What are all of the steps of her argument here? Why are certain creatures deemed dirty and thus tabooed as food, in Leviticus, as seen through a structuralist lense? Why does Douglas reject a functionalist explanation here? Does her approach hold water, as a means of Biblical analysis, in your view?
7. Judith Becker, "Time and Tune in Java," in A.L. Becker and Aram Yengoyan, eds., The Imagination of
Reality: Essays in Southeast Asian Coherence Systems, 1979, Ablex. Pp. 197-210 (ERes article)
So, what sort of structure is there in music? Specifically in Javanese gamelan music?
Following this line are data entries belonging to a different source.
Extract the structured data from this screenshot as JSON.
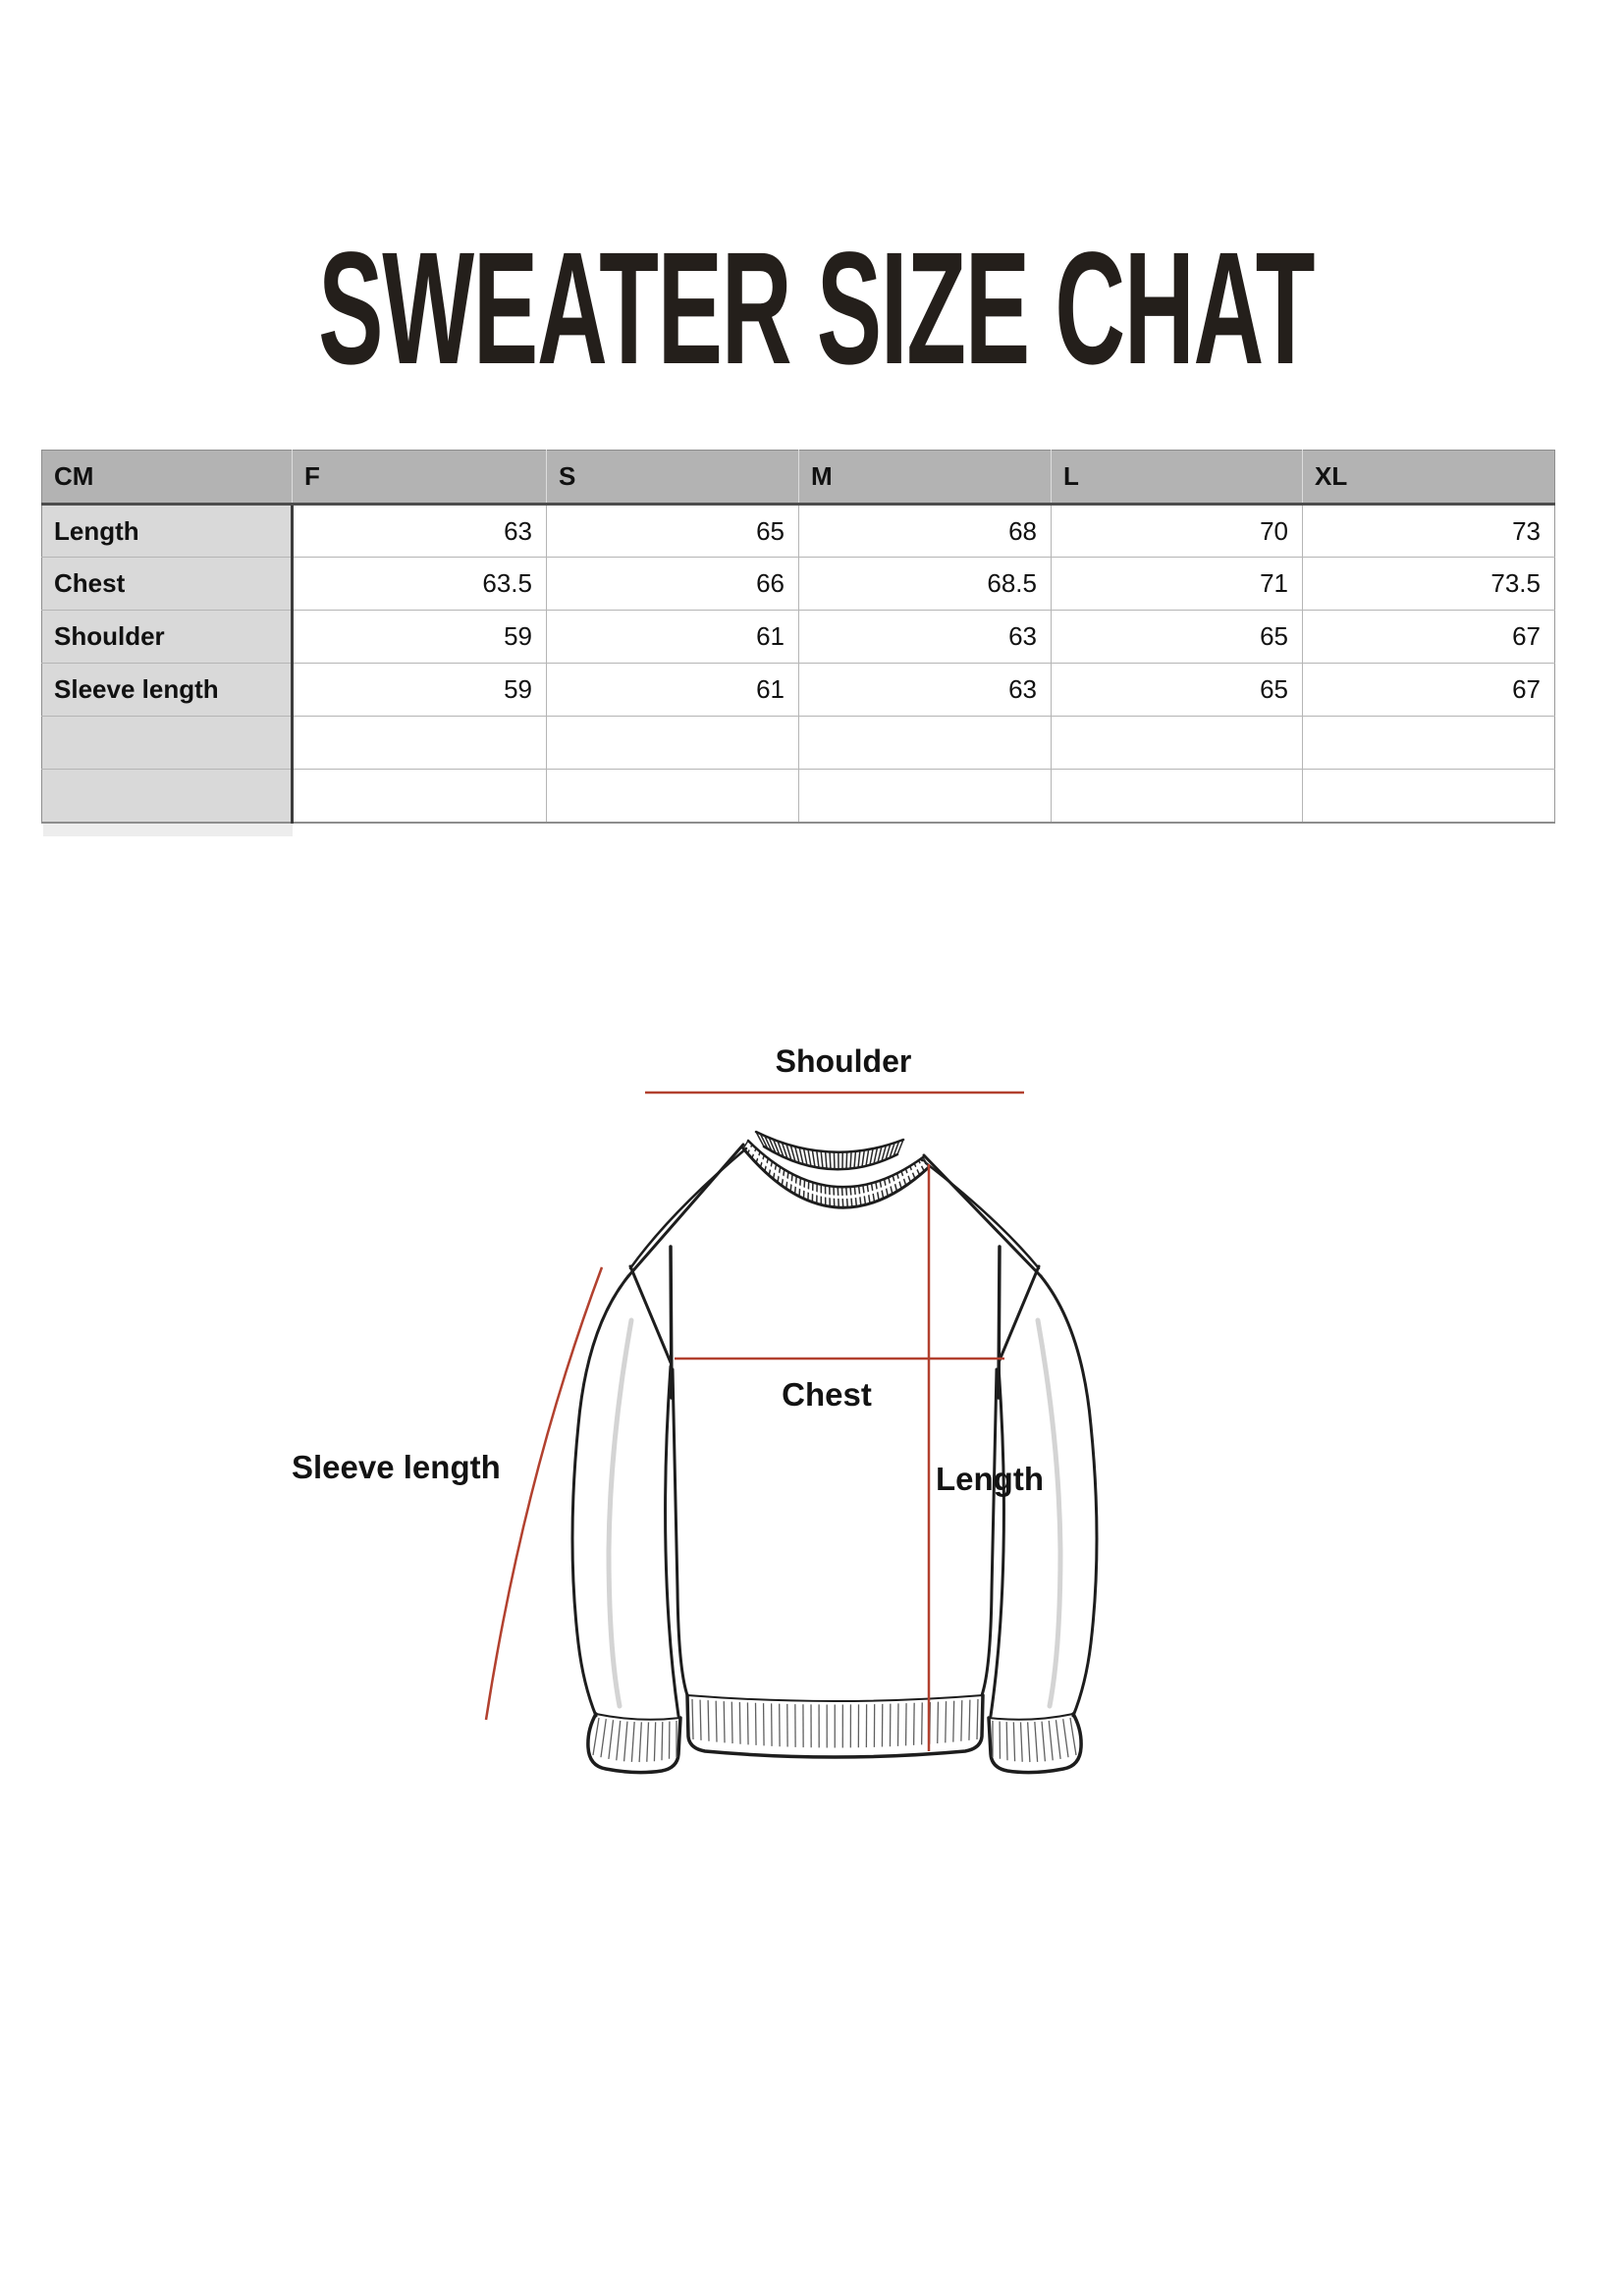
{
  "page": {
    "title": "SWEATER SIZE CHAT"
  },
  "size_table": {
    "unit_header": "CM",
    "size_headers": [
      "F",
      "S",
      "M",
      "L",
      "XL"
    ],
    "rows": [
      {
        "label": "Length",
        "values": [
          "63",
          "65",
          "68",
          "70",
          "73"
        ]
      },
      {
        "label": "Chest",
        "values": [
          "63.5",
          "66",
          "68.5",
          "71",
          "73.5"
        ]
      },
      {
        "label": "Shoulder",
        "values": [
          "59",
          "61",
          "63",
          "65",
          "67"
        ]
      },
      {
        "label": "Sleeve length",
        "values": [
          "59",
          "61",
          "63",
          "65",
          "67"
        ]
      },
      {
        "label": "",
        "values": [
          "",
          "",
          "",
          "",
          ""
        ]
      },
      {
        "label": "",
        "values": [
          "",
          "",
          "",
          "",
          ""
        ]
      }
    ]
  },
  "diagram": {
    "labels": {
      "shoulder": "Shoulder",
      "chest": "Chest",
      "length": "Length",
      "sleeve_length": "Sleeve length"
    },
    "measure_line_color": "#b2412f"
  },
  "colors": {
    "title_text": "#241f1b",
    "table_header_bg": "#b3b3b3",
    "table_label_bg": "#d9d9d9",
    "measure_line": "#b2412f"
  }
}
How does that (in ethnomusicologist Judith Becker's view) relate to the structure of Javanese time keeping?
If Becker is correct about 'intersecting structures' what does that tell you in a larger sense about human thought?
Question for Response Paper #4: The Possibilities of Structural Analysis
Drawing on at least one of the readings by Levi-Strauss and at least one of the readings by one of his interpreters (Leach, Douglas, or Becker), please address the following question in a detailed and critical-minded way:
What is one, key, central strong insight that we can take from the French structuralists? Discuss in depth with detailed examples. In your essay also make it clear whether or not you yourself foresee using this key insight in your own studies in anthropology. Discuss that briefly.